Hercule Poirot : Even to disaster?
Jacqueline De Bellefort : Even to Hell itself.
When I envision a bee in my bonnet, I see something that is relentless, impossible to ignore, urgently needing to be dealt with. That’s not quite how I imagine my preoccupation with haunts and ghosts and writing about the gorge. Still, I like the idea of bees in bonnets, and bees in general, so maybe I’ll spend more time with them this morning?
Reading through several ED “bee” poems, I suddenly had a thought: could the bee in your bonnet be your soul, trying to escape the confines of the body?
This thought was inspired by a poem I wrote about in an On This Day post: Body and Soul/ Sharon Bryan. I didn’t mention it in the post, but the description of the soul in the poem, as leaving the body at night to roam around, reminded me of an ED poem I read a few weeks ago, when I was thinking about the difference between the brain and the mind:
If ever the lid gets off my head/ Emily Dickinson
If ever the lid gets off my head
And lets the brain away
The fellow will go where he belonged —
Without a hint from me,
And the world — if the world be looking on —
Will see how far from home
It is possible for sense to live
The soul there — all the time.
3 — thoughts as a swarm of bees, uncontrollable and unwanted
As I started thinking more about my discussion of thoughts as bees, I also thought about how those bees, especially if they are swarming in your head without the lid being removed, could be overwhelming, incapacitating. Then I found this in my log entry from 30 june 2024:
“During the first loop somewhere between the first and second orange buoys an alarming thought appeared: what if I fainted in the middle of the lake? In the past this thought might have caused panic which I would feel in my body — a flushed face, harder to breathe, hot tingling on the top of my head. Not today. No physical effect. Within a few minutes the thought was gone. Is this because of the lexapro? FWA says that sometimes he feels the lexapro working — he’ll start having overwhelming thoughts but instead of spiraling, he feels himself become separated from those thoughts — they become abstract and distant.

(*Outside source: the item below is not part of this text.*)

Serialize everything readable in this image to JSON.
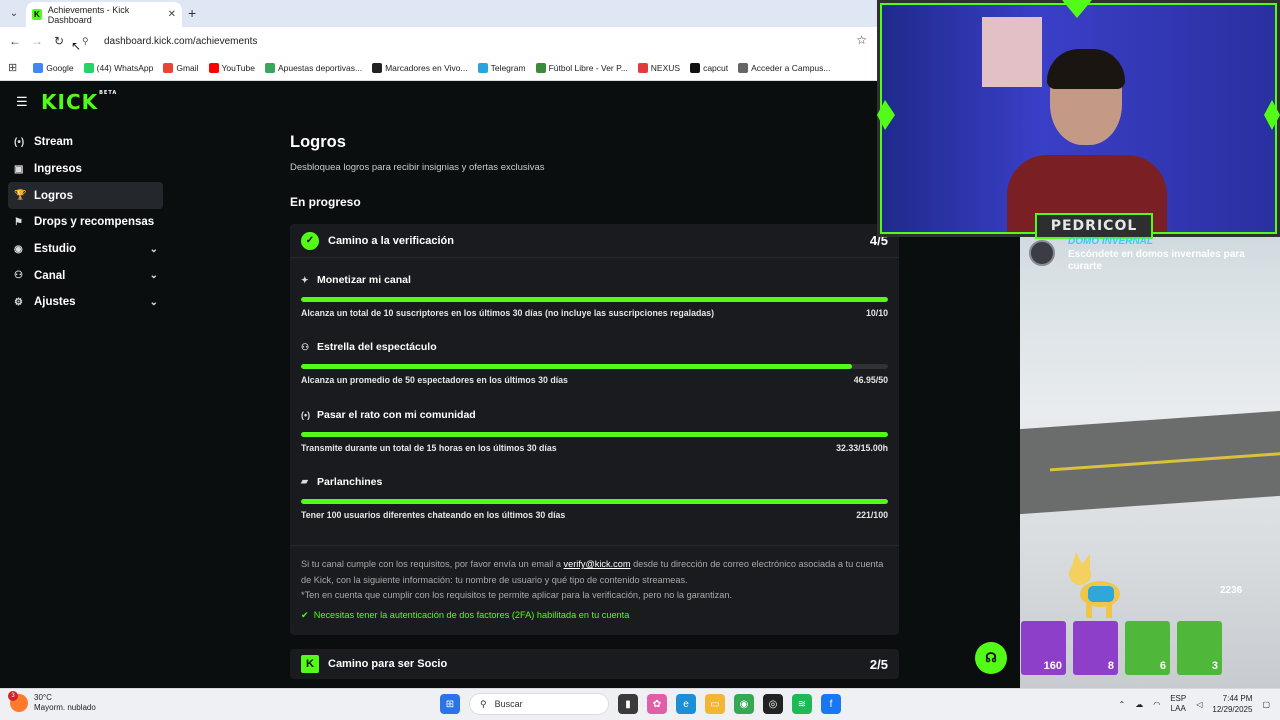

I wondered about this as I stroked then connected it to Alice Oswald’s Homeric mind and the idea of thoughts not just living in our head but traveling outside of our bodies from there to there.”
from Thinking/ DANUSHA LAMÉRIS
And I found this bit of a poem:
Don’t you wish they would stop, all the thoughts
swirling around in your head, bees in a hive, dancers
tapping their way across the stage?
Who with their whispered psalm
can outvoice their huckster cackle, the trees
blustered to howls while the tesla bees
whine loudly to the shocked air?
other links: I have a page about bees in my “How to Be” project on Un || Disciplined (I had forgotten that I did this — thanks, past Sara!)
one more thing: Finding my archive of bee-related things, is putting a bee in my bonnet. I need to archive all of my resources — or, as many as I can — before my central vision is completely gone. I imagine it will be much harder to do this once that happens!